Mereka mengaku, dengan curah hujan dan tekanan angin yang tinggi berimbas pada tingginya gelombang laut hingga membawa dampak buruk bagi aktifitas dan pemukiman mereka. “Selain banyak atap rumah yang rusak, perahu milik para nelayan juga banyak yang rusak,” terang Sarmuin, Ketua Perhimpungan Nelayan kawasan Nambangan.
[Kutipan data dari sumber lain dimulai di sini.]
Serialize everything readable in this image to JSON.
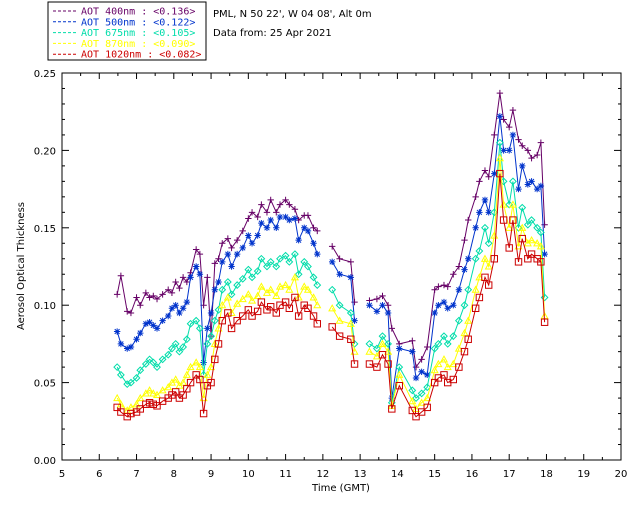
{
  "chart_data": {
    "type": "line",
    "xlabel": "Time (GMT)",
    "ylabel": "Aerosol Optical Thickness",
    "xlim": [
      5,
      20
    ],
    "ylim": [
      0.0,
      0.25
    ],
    "xticks": [
      "5",
      "6",
      "7",
      "8",
      "9",
      "10",
      "11",
      "12",
      "13",
      "14",
      "15",
      "16",
      "17",
      "18",
      "19",
      "20"
    ],
    "yticks": [
      "0.00",
      "0.05",
      "0.10",
      "0.15",
      "0.20",
      "0.25"
    ],
    "site_info": "PML, N 50 22', W 04 08', Alt 0m",
    "date_info": "Data from: 25 Apr 2021",
    "series": [
      {
        "name": "AOT  400nm",
        "legend": "AOT  400nm : <0.136>",
        "color": "#660066",
        "marker": "plus",
        "x": [
          6.48,
          6.58,
          6.75,
          6.85,
          7.0,
          7.1,
          7.25,
          7.35,
          7.45,
          7.55,
          7.7,
          7.85,
          7.95,
          8.05,
          8.15,
          8.25,
          8.35,
          8.45,
          8.6,
          8.7,
          8.8,
          8.9,
          9.0,
          9.1,
          9.2,
          9.3,
          9.45,
          9.55,
          9.7,
          9.85,
          10.0,
          10.1,
          10.25,
          10.35,
          10.5,
          10.6,
          10.75,
          10.85,
          11.0,
          11.1,
          11.25,
          11.35,
          11.5,
          11.6,
          11.75,
          11.85,
          12.25,
          12.45,
          12.75,
          12.85,
          13.25,
          13.45,
          13.6,
          13.75,
          13.85,
          14.05,
          14.4,
          14.5,
          14.65,
          14.8,
          15.0,
          15.1,
          15.25,
          15.35,
          15.5,
          15.65,
          15.8,
          15.9,
          16.1,
          16.2,
          16.35,
          16.45,
          16.6,
          16.75,
          16.85,
          17.0,
          17.1,
          17.25,
          17.35,
          17.5,
          17.6,
          17.75,
          17.85,
          17.95
        ],
        "y": [
          0.107,
          0.119,
          0.096,
          0.095,
          0.105,
          0.1,
          0.108,
          0.105,
          0.106,
          0.104,
          0.107,
          0.11,
          0.108,
          0.115,
          0.111,
          0.118,
          0.115,
          0.121,
          0.136,
          0.133,
          0.1,
          0.118,
          0.08,
          0.127,
          0.13,
          0.14,
          0.143,
          0.137,
          0.142,
          0.148,
          0.156,
          0.16,
          0.157,
          0.165,
          0.16,
          0.168,
          0.16,
          0.165,
          0.168,
          0.165,
          0.162,
          0.155,
          0.158,
          0.158,
          0.15,
          0.148,
          0.138,
          0.13,
          0.128,
          0.102,
          0.103,
          0.104,
          0.106,
          0.1,
          0.085,
          0.075,
          0.077,
          0.06,
          0.065,
          0.073,
          0.11,
          0.112,
          0.113,
          0.112,
          0.12,
          0.125,
          0.142,
          0.155,
          0.17,
          0.18,
          0.187,
          0.183,
          0.21,
          0.237,
          0.22,
          0.215,
          0.226,
          0.207,
          0.203,
          0.2,
          0.195,
          0.197,
          0.205,
          0.152
        ]
      },
      {
        "name": "AOT  500nm",
        "legend": "AOT  500nm : <0.122>",
        "color": "#0033cc",
        "marker": "star",
        "x": [
          6.48,
          6.58,
          6.75,
          6.85,
          7.0,
          7.1,
          7.25,
          7.35,
          7.45,
          7.55,
          7.7,
          7.85,
          7.95,
          8.05,
          8.15,
          8.25,
          8.35,
          8.45,
          8.6,
          8.7,
          8.8,
          8.9,
          9.0,
          9.1,
          9.2,
          9.3,
          9.45,
          9.55,
          9.7,
          9.85,
          10.0,
          10.1,
          10.25,
          10.35,
          10.5,
          10.6,
          10.75,
          10.85,
          11.0,
          11.1,
          11.25,
          11.35,
          11.5,
          11.6,
          11.75,
          11.85,
          12.25,
          12.45,
          12.75,
          12.85,
          13.25,
          13.45,
          13.6,
          13.75,
          13.85,
          14.05,
          14.4,
          14.5,
          14.65,
          14.8,
          15.0,
          15.1,
          15.25,
          15.35,
          15.5,
          15.65,
          15.8,
          15.9,
          16.1,
          16.2,
          16.35,
          16.45,
          16.6,
          16.75,
          16.85,
          17.0,
          17.1,
          17.25,
          17.35,
          17.5,
          17.6,
          17.75,
          17.85,
          17.95
        ],
        "y": [
          0.083,
          0.075,
          0.072,
          0.073,
          0.078,
          0.082,
          0.088,
          0.089,
          0.087,
          0.085,
          0.09,
          0.093,
          0.098,
          0.1,
          0.095,
          0.098,
          0.102,
          0.118,
          0.125,
          0.12,
          0.063,
          0.085,
          0.095,
          0.11,
          0.115,
          0.128,
          0.133,
          0.125,
          0.133,
          0.137,
          0.145,
          0.14,
          0.145,
          0.153,
          0.15,
          0.155,
          0.15,
          0.157,
          0.157,
          0.155,
          0.156,
          0.142,
          0.15,
          0.148,
          0.14,
          0.133,
          0.128,
          0.12,
          0.118,
          0.09,
          0.1,
          0.096,
          0.1,
          0.095,
          0.04,
          0.072,
          0.07,
          0.053,
          0.057,
          0.055,
          0.095,
          0.1,
          0.102,
          0.098,
          0.1,
          0.11,
          0.123,
          0.13,
          0.15,
          0.16,
          0.168,
          0.16,
          0.185,
          0.222,
          0.2,
          0.2,
          0.21,
          0.175,
          0.19,
          0.178,
          0.18,
          0.175,
          0.177,
          0.133
        ]
      },
      {
        "name": "AOT  675nm",
        "legend": "AOT  675nm : <0.105>",
        "color": "#00ddaa",
        "marker": "diamond",
        "x": [
          6.48,
          6.58,
          6.75,
          6.85,
          7.0,
          7.1,
          7.25,
          7.35,
          7.45,
          7.55,
          7.7,
          7.85,
          7.95,
          8.05,
          8.15,
          8.25,
          8.35,
          8.45,
          8.6,
          8.7,
          8.8,
          8.9,
          9.0,
          9.1,
          9.2,
          9.3,
          9.45,
          9.55,
          9.7,
          9.85,
          10.0,
          10.1,
          10.25,
          10.35,
          10.5,
          10.6,
          10.75,
          10.85,
          11.0,
          11.1,
          11.25,
          11.35,
          11.5,
          11.6,
          11.75,
          11.85,
          12.25,
          12.45,
          12.75,
          12.85,
          13.25,
          13.45,
          13.6,
          13.75,
          13.85,
          14.05,
          14.4,
          14.5,
          14.65,
          14.8,
          15.0,
          15.1,
          15.25,
          15.35,
          15.5,
          15.65,
          15.8,
          15.9,
          16.1,
          16.2,
          16.35,
          16.45,
          16.6,
          16.75,
          16.85,
          17.0,
          17.1,
          17.25,
          17.35,
          17.5,
          17.6,
          17.75,
          17.85,
          17.95
        ],
        "y": [
          0.06,
          0.055,
          0.049,
          0.05,
          0.053,
          0.058,
          0.062,
          0.065,
          0.063,
          0.06,
          0.065,
          0.068,
          0.072,
          0.075,
          0.07,
          0.073,
          0.078,
          0.088,
          0.09,
          0.085,
          0.055,
          0.075,
          0.08,
          0.09,
          0.097,
          0.11,
          0.115,
          0.107,
          0.113,
          0.117,
          0.123,
          0.118,
          0.122,
          0.13,
          0.125,
          0.128,
          0.125,
          0.13,
          0.132,
          0.128,
          0.133,
          0.12,
          0.128,
          0.125,
          0.118,
          0.113,
          0.11,
          0.1,
          0.095,
          0.075,
          0.075,
          0.072,
          0.08,
          0.075,
          0.037,
          0.06,
          0.045,
          0.04,
          0.043,
          0.047,
          0.072,
          0.075,
          0.08,
          0.075,
          0.08,
          0.09,
          0.1,
          0.11,
          0.13,
          0.135,
          0.15,
          0.14,
          0.16,
          0.205,
          0.18,
          0.165,
          0.18,
          0.15,
          0.163,
          0.152,
          0.155,
          0.15,
          0.147,
          0.105
        ]
      },
      {
        "name": "AOT  870nm",
        "legend": "AOT  870nm : <0.090>",
        "color": "#ffff00",
        "marker": "triangle",
        "x": [
          6.48,
          6.58,
          6.75,
          6.85,
          7.0,
          7.1,
          7.25,
          7.35,
          7.45,
          7.55,
          7.7,
          7.85,
          7.95,
          8.05,
          8.15,
          8.25,
          8.35,
          8.45,
          8.6,
          8.7,
          8.8,
          8.9,
          9.0,
          9.1,
          9.2,
          9.3,
          9.45,
          9.55,
          9.7,
          9.85,
          10.0,
          10.1,
          10.25,
          10.35,
          10.5,
          10.6,
          10.75,
          10.85,
          11.0,
          11.1,
          11.25,
          11.35,
          11.5,
          11.6,
          11.75,
          11.85,
          12.25,
          12.45,
          12.75,
          12.85,
          13.25,
          13.45,
          13.6,
          13.75,
          13.85,
          14.05,
          14.4,
          14.5,
          14.65,
          14.8,
          15.0,
          15.1,
          15.25,
          15.35,
          15.5,
          15.65,
          15.8,
          15.9,
          16.1,
          16.2,
          16.35,
          16.45,
          16.6,
          16.75,
          16.85,
          17.0,
          17.1,
          17.25,
          17.35,
          17.5,
          17.6,
          17.75,
          17.85,
          17.95
        ],
        "y": [
          0.04,
          0.036,
          0.032,
          0.034,
          0.036,
          0.04,
          0.043,
          0.045,
          0.043,
          0.042,
          0.045,
          0.047,
          0.05,
          0.052,
          0.048,
          0.05,
          0.055,
          0.06,
          0.063,
          0.06,
          0.04,
          0.055,
          0.06,
          0.075,
          0.085,
          0.1,
          0.105,
          0.095,
          0.101,
          0.104,
          0.107,
          0.103,
          0.106,
          0.112,
          0.108,
          0.11,
          0.106,
          0.112,
          0.113,
          0.11,
          0.118,
          0.105,
          0.112,
          0.11,
          0.105,
          0.1,
          0.098,
          0.09,
          0.088,
          0.07,
          0.07,
          0.067,
          0.075,
          0.07,
          0.035,
          0.055,
          0.038,
          0.033,
          0.037,
          0.04,
          0.058,
          0.062,
          0.065,
          0.06,
          0.062,
          0.072,
          0.082,
          0.09,
          0.11,
          0.118,
          0.13,
          0.125,
          0.145,
          0.195,
          0.165,
          0.15,
          0.165,
          0.138,
          0.15,
          0.14,
          0.142,
          0.14,
          0.138,
          0.093
        ]
      },
      {
        "name": "AOT 1020nm",
        "legend": "AOT 1020nm : <0.082>",
        "color": "#cc0000",
        "marker": "square",
        "x": [
          6.48,
          6.58,
          6.75,
          6.85,
          7.0,
          7.1,
          7.25,
          7.35,
          7.45,
          7.55,
          7.7,
          7.85,
          7.95,
          8.05,
          8.15,
          8.25,
          8.35,
          8.45,
          8.6,
          8.7,
          8.8,
          8.9,
          9.0,
          9.1,
          9.2,
          9.3,
          9.45,
          9.55,
          9.7,
          9.85,
          10.0,
          10.1,
          10.25,
          10.35,
          10.5,
          10.6,
          10.75,
          10.85,
          11.0,
          11.1,
          11.25,
          11.35,
          11.5,
          11.6,
          11.75,
          11.85,
          12.25,
          12.45,
          12.75,
          12.85,
          13.25,
          13.45,
          13.6,
          13.75,
          13.85,
          14.05,
          14.4,
          14.5,
          14.65,
          14.8,
          15.0,
          15.1,
          15.25,
          15.35,
          15.5,
          15.65,
          15.8,
          15.9,
          16.1,
          16.2,
          16.35,
          16.45,
          16.6,
          16.75,
          16.85,
          17.0,
          17.1,
          17.25,
          17.35,
          17.5,
          17.6,
          17.75,
          17.85,
          17.95
        ],
        "y": [
          0.034,
          0.031,
          0.028,
          0.03,
          0.031,
          0.033,
          0.036,
          0.037,
          0.036,
          0.035,
          0.038,
          0.04,
          0.042,
          0.044,
          0.04,
          0.042,
          0.046,
          0.05,
          0.055,
          0.052,
          0.03,
          0.048,
          0.05,
          0.065,
          0.075,
          0.09,
          0.095,
          0.085,
          0.09,
          0.093,
          0.097,
          0.093,
          0.096,
          0.102,
          0.097,
          0.099,
          0.095,
          0.1,
          0.102,
          0.098,
          0.105,
          0.093,
          0.1,
          0.098,
          0.093,
          0.088,
          0.086,
          0.08,
          0.078,
          0.062,
          0.062,
          0.06,
          0.068,
          0.062,
          0.033,
          0.048,
          0.032,
          0.028,
          0.031,
          0.034,
          0.05,
          0.053,
          0.055,
          0.05,
          0.052,
          0.06,
          0.07,
          0.078,
          0.098,
          0.105,
          0.118,
          0.113,
          0.13,
          0.185,
          0.155,
          0.137,
          0.155,
          0.128,
          0.143,
          0.13,
          0.133,
          0.13,
          0.128,
          0.089
        ]
      }
    ]
  }
}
Ia mengharapkan, Pemkot Surabaya membuat tanggul pemecah ombah, guna meminimalisir dampak perubahan iklim tersebut. “Para nelayan ingin 100 – 200 meter dari bibir pantai ada tanggul pemecah ombah, mulai dari taman ke utara,” paparnya
Sarmuin mengakui, di sebagian area pantai Nambangan Kenjeran sudah dibangun tanggul, namun masih saja belum mampu mengatasi dampak gelombang besar terhadap pemukiman warga nelayan. “Warga kurang sreg dengan tanggul seperti itgu, karena gelombang yang ada balik merusak perahu,” keluhnya
Sementara itu, Bambang Catur Nusantara, Anggota Dewan nasional WALHI mengakui, ombak besar dan banjir ‘rob’ di kawasan pesisir kenjeran mengganggu kehidupan para nelayan. Para nelayan, menurutnya, kesulitan beraktifitas jika kondisi cuaca buruk. “Selain aktifitas nelayan terganggu, penjemuran ikan juga sulit,” katanya
Bambang berharap pemerintah kota dalam mengembangkan kawasan pesisir melibatkan para nelayan, diantaranya dengan mengakomodasi kebutuhan yang mereka perlukan, seperti dengan membuatkan tanggul pemecah ombak. “Pengembangan kawasan harsu dibangun secara partisipatif. Warga membutuhkan tanggul pemecah ombak dari pada taman,” tegasnya
Menanggapi keluhan para nelayan, Wakil Ketua komisi C bidang Pembangunan, Buchori imron mengatakan, bahwa sesuai UU No. 7 Tahun 2016 tentang Perlindungan dan Pemberdayaan Nelayan, pembangunan tanggul menjadi kewenangan Pemprof Jatim “Tapi nanti kita koordinasikan dengan pemerintah Provinsi,” jelas Politisi PPP
Ia menambahkan, untuk mengatasi beragam persoalan para nelayan, pihaknya meminta pemerintah kota melibatkan para stake-holder dan warga dalam mencari solusinya. Buchori berharap, kebijakan yang diterapkan di kawasan pesisir bisa membawa dampak positif bagi masyarakat. “Ini kota metropolitan. Jika kotanya berkembang nelayannnya juga harus berkembang,” harapnya.(k4/r7)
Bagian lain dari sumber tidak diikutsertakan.